/isotope-distribution

Primary LanguageJavaApache License 2.0Apache-2.0

Isotopologue Distribution Maven Central

Gives information about possible isotopes of a molecule: isotopic content, mass, abundance, relative intensity of a signal in a Mass Spectrometer. You can get all isotopologues of a molecule sorted from the most common to the rarest.

How to use

//create an iterator of all isotopologues of C6H12O6 with minimal intensity 1E-10 (but second parameter can be ignored to have no limit)
Iterator<Isotopologue> it = IsotopologueIteratorFactory.createIsotopologueIterator("C6H12O6", 1E-10);
// iterate over all isotopologues in descending order (by intensity) that have intensity > minimal intensity
while (it.hasNext()) {
    Isotopologue is = it.next();
    System.out.println(is.mass + ": " + is.abundance + "\t" + is);
}

Use Maven to get the library (latest version: Maven Central):

<dependency>
  <groupId>io.elsci.isotope-distribution</groupId>
  <artifactId>isotope-distribution</artifactId>
  <version>LATEST VERSION</version>
</dependency>

In context of Mass Spectrometry

After a spectrum is captured, we need to determine which of the masses within that spectrum belong to our compound. A compound consists of atoms, each of them can have isotopes with different masses.
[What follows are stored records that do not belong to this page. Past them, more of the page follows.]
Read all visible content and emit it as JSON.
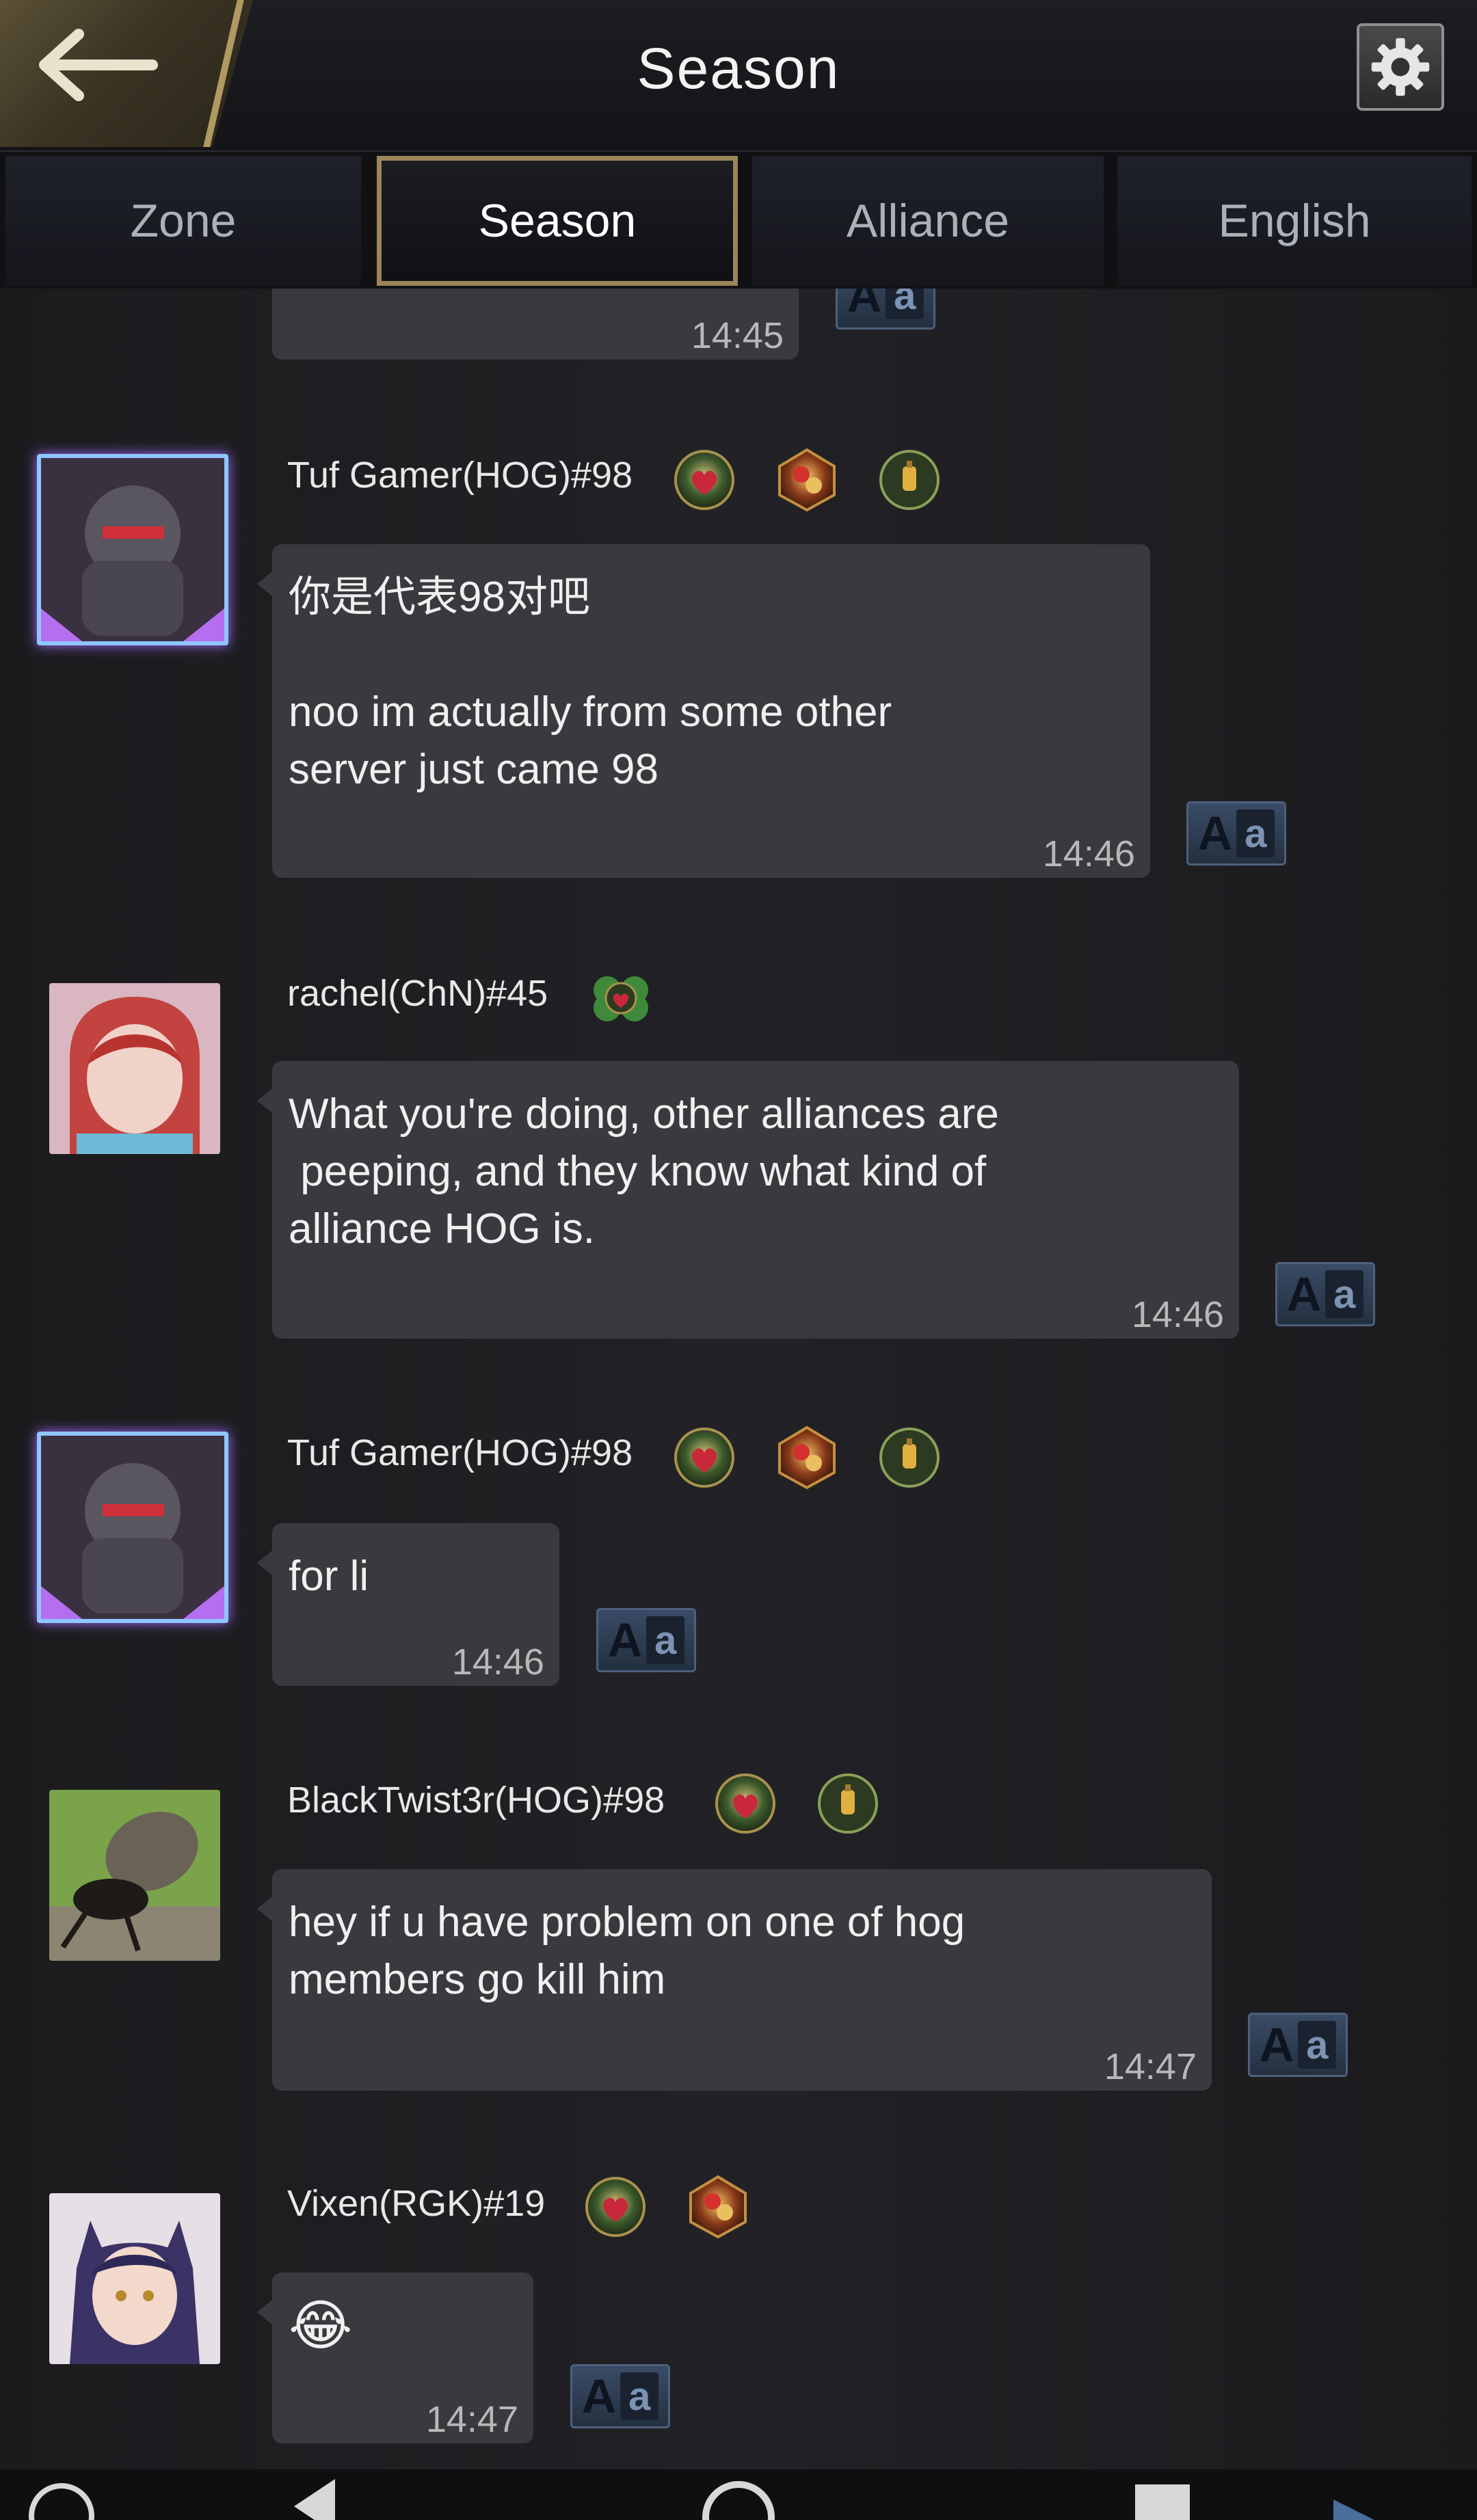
{
  "header": {
    "title": "Season"
  },
  "tabs": [
    {
      "label": "Zone",
      "active": false
    },
    {
      "label": "Season",
      "active": true
    },
    {
      "label": "Alliance",
      "active": false
    },
    {
      "label": "English",
      "active": false
    }
  ],
  "translate": {
    "big": "A",
    "small": "a"
  },
  "messages": [
    {
      "time": "14:45"
    },
    {
      "username": "Tuf Gamer(HOG)#98",
      "text": "你是代表98对吧\n\nnoo im actually from some other\nserver just came 98",
      "time": "14:46",
      "badges": [
        "heart-emblem-icon",
        "rose-lantern-icon",
        "lantern-emblem-icon"
      ]
    },
    {
      "username": "rachel(ChN)#45",
      "text": "What you're doing, other alliances are\n peeping, and they know what kind of\nalliance HOG is.",
      "time": "14:46",
      "badges": [
        "clover-heart-icon"
      ]
    },
    {
      "username": "Tuf Gamer(HOG)#98",
      "text": "for li",
      "time": "14:46",
      "badges": [
        "heart-emblem-icon",
        "rose-lantern-icon",
        "lantern-emblem-icon"
      ]
    },
    {
      "username": "BlackTwist3r(HOG)#98",
      "text": "hey if u have problem on one of hog\nmembers go kill him",
      "time": "14:47",
      "badges": [
        "heart-emblem-icon",
        "lantern-emblem-icon"
      ]
    },
    {
      "username": "Vixen(RGK)#19",
      "text": "😂",
      "time": "14:47",
      "badges": [
        "heart-emblem-icon",
        "rose-lantern-icon"
      ]
    }
  ],
  "colors": {
    "accent_gold": "#9b855a",
    "bubble": "#383a3e",
    "background": "#1a1a1d"
  }
}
For instance $H_2O$ consists of 2 elements: $H$ and $O$. Each of them has a number of isotopes (e.g. $^1H$, $^2H$, $^{16}O$, $^{18}O$, etc), so eventually we end up with a lot of possible combinations:

Isotopologue Molecular Mass Probability Mass Spec Intensity
$^1H^1H^{16}O$ $1.007825 + 1.007825 + 16.99913=19.01478$ $.99985^2 \times .99762=.9973207$ 1
$^1H^1H^{18}O$ $1.007825 + 1.007825 + 17.99916=20.01481$ $.99985^2 \times .002=.002$ 0.002005373
$^2H^1H^{16}O$ $2.014102 + 1.007825 + 16.99913=20.02106$ $2\times .00015 \times .99985 \times .99762=.0003$ 0.0003008059
... ... ... ...

We don't really want to go over all the combinations as most of them are too rare. In the example above only the primary isotopologue is interesting, the rest can be ignored in most situations. But in larger molecules we may be interested in a couple of dozens of isotopologues. Thus we need a way to list the ones that we'll be interested in. The naive approach will result in a quadratic algorithm which is too slow for large molecules.

Implementation

This library is a wrapper around Multinomial selection where most of the combinatorics is concentrated. That library is more generic and can be used outside of chemistry/isotopes context.

Outside of chemistry getting this problem mostly boils down to selecting most probable events out of a multinomial. In math terms getting all possible isotopes and their masses can be represented with this formula:

$$ \text{Distribution of isotopologues}=(a_{1}m^{\alpha_1}+a_{2}m^{\alpha_2}+...+a_{n}m^{\alpha_n})^A(b_{1}m^{\beta_1}+b_{2}m^{\beta_2}+...+b_{n}m^{\beta_n})^B $$

where

  • $a1$, $a2$ are probabilities of the 1st and 2nd isotope of first element (basically $p(^1H)$, $p(^2H)$ in our example at the top) and $b_1$, $b_2$ are isotopes of the 2nd element (it's $p(^{16}O)$ and $p(^{18}O)$ probabilities).
  • $\alpha_1$, $\alpha_2$ are molecular masses of those isotopes
  • $A$ and $B$ is the number of repeats of these elements (2 and 1 in our example).

Try it for $H_2O$ and you'll see that the probabilities will turn out just right as they are multiplied, while the $\alpha_n$ powers will be added - which represents the mass of a given isotopologue.